By now, the economic malaise that began in the first decade of the new century was well into its second decade and the culprit for this was clearly known to be financial speculators, short sellers and contrarians. So then they came for the websites that disseminated unofficial economic data. Bye bye ShadowStats, Zerohedge and a whole host of others. (But I didn’t care, because I was still sore from losing all my money in the housing bubble crash)
But “illegal dissent” was still rife on the internet (perhaps even more so, for some reason….)

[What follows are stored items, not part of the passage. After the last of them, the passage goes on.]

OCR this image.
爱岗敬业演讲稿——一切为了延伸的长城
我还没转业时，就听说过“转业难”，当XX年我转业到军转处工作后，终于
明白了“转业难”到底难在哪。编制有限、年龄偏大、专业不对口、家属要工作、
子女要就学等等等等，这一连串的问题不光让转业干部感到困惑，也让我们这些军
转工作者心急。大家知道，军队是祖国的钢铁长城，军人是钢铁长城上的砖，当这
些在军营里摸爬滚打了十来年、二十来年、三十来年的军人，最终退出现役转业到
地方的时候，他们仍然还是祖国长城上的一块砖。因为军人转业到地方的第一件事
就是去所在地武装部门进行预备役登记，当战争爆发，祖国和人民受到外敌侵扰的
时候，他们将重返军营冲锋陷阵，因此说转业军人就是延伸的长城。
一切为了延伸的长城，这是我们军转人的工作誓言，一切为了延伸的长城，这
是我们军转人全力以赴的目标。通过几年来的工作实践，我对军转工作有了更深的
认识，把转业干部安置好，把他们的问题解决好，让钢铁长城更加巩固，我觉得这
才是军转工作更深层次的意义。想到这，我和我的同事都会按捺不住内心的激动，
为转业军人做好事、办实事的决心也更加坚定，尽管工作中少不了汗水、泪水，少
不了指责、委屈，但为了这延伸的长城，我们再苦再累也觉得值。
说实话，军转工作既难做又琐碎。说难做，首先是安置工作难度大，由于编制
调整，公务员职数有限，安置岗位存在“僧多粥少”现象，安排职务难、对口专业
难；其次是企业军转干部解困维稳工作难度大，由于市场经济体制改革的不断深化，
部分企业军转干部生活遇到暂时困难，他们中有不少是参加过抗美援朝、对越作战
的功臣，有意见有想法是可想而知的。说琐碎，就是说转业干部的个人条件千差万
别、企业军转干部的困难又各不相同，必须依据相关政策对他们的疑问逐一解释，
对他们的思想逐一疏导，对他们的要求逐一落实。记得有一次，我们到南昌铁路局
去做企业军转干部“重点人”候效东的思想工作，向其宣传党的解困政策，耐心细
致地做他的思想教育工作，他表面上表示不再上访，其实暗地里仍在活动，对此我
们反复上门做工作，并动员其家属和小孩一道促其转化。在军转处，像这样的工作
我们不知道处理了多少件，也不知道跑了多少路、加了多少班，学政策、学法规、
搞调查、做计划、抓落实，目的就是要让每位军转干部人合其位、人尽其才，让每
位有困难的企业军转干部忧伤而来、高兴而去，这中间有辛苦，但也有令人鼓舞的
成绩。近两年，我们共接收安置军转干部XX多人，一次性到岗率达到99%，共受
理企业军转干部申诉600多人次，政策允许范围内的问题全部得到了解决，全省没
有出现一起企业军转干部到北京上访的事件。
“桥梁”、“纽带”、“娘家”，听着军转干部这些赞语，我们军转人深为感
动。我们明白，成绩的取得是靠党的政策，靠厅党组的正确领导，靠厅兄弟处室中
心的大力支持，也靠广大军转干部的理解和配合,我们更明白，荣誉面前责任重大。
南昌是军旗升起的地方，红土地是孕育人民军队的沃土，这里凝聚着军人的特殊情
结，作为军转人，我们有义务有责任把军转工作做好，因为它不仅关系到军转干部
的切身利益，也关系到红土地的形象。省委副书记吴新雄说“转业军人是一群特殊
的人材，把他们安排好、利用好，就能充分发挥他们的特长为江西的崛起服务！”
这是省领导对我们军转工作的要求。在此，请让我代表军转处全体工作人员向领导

Because constitutionalists, legal scholars and other dangerous cranks were sewing sowing dissent and challenging the actions of Homeland Security, they came for the websites that facilitated “criminal online assembly”, “unlawful collusion” and “non-sanctioned collaboration”. That was the end of Facebook, Twitter and a host of others. (Not that I minded, I was never much into all those “social” websites…)
Then they needed to do something about websites that provided “tools to access criminal content”.
That’s when they came for Google. (That was ok, I had all the stuff I accessed bookmarked anyway)
Then they came for my neighbor’s website, because they said his blog was pernicious and unauthorized. (He was kind or weird, so it didn’t really bother me).
Finally, they came for me. (And nobody else cared)
Because nothing had stopped them before and they could do whatever they want.